El alma debe estar repartida a lo largo de nuestro cuerpo, por eso somos capaces de realizar tantas actividades sin pensarlas, sin darnos cuenta, incluso. Las manos, especialmente, parecen condensar esta habilidad, parecen contener buena parte del alma. Atamos los cordones de nuestros zapatos mientras contemplamos el discurrir de los peatones. Nos sorprendemos, de pronto, acariciando una superficie lisa y suave, o repiqueteando con los dedos, como si nuestras manos fuesen autónomas. Escribimos pensando lo que queremos decir y cómo, mientras la mano, en un alarde psicomotor, derrama letras con sentido sobre la hoja vacía.

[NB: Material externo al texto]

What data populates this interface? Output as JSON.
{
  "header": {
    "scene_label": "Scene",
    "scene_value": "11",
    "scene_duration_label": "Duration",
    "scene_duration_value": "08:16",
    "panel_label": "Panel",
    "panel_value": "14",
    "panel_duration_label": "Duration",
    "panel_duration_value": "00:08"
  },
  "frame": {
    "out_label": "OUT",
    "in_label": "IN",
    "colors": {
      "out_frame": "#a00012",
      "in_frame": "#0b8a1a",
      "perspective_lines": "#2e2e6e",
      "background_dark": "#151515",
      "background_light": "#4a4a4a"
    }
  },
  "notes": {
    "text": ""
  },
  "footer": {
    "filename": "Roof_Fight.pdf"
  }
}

Tal vez no sea el alma, sino la memoria somática -la llamada memoria hábito por Bergson- quien está repartida por el cuerpo. En cualquiera de los dos casos, podemos preguntarnos: ¿qué sucede con sus partes si ese cuerpo resulta cercenado o desmembrado? Las manos ¿conservarán la habilidad que las ha caracterizado? Las del ebanista ¿seguirán siendo duchas con la madera? Las del amante ¿hábiles en sus caricias? Las del carnicero ¿separando, cuidadosamente, la carne de los huesos? Y las del asesino ¿certeras empuñando un arma o apretando un cuello?
Esta es la primera reflexión que me nació mientras contemplaba las mías propias, tras ver Las manos de Orlac.
Cómo es posible, me pregunté, que en los años veinte del pasado siglo, cuando la cirugía y los trasplantes eran todavía asuntos de ciencia ficción, cuando aún parecía más magia que óptica, y seguía siendo mudo, el cine plantease cuestiones psicológicas, morales y científicas del calibre de las que Wiene se atreve a plantear aquí, basándose en la novela de Maurice Renard. Problemas envueltos en la atmósfera delirante, y absorbente a la vez, del expresionismo alemán, del cual es uno de los padres. Como en su conocido Gabinete del Dr. Caligari, la sombra de los trastornos mentales está presente en la obra, como lo están las explicaciones racionales, que alejan su contenido del espiritismo y la superstición. Tal vez por ello la escenografía, la iluminación y los maquillajes, debieron adquirir los modos formales del expresionismo, pues los fantasmas no abandonan con facilidad las habitaciones donde se encuentran cómodos.
La película relata las tribulaciones interiores que atenazan a un pianista, Stephen Orlac, tras sufrir un desgraciado accidente de tren, en el cual resultan afectadas su cabeza y sus manos. No detallaré más del contenido de las bobinas, debéis descubrirlo vosotros al verla.
Hay una versión posterior, dirigida por Karl Freund en mil novecientos treinta y cinco, muy notable, especialmente por la actuación de Peter Lorre. Sin embargo, está más próxima a los clásicos de terror de la Universal que al embrujo y la belleza de la primera. Lo cual, por otra parte, ofrecerá un atractivo cosquilleo para buena parte del público.
Existen otras dos versiones posteriores de la novela, realizadas en la década de los sesenta, pero me parecen totalmente prescindibles.Una tercera reflexión -¡la más urgente!- cuidad vuestras manos, y acariciad su alma suavemente, cuando apaguéis la luz para ver la película.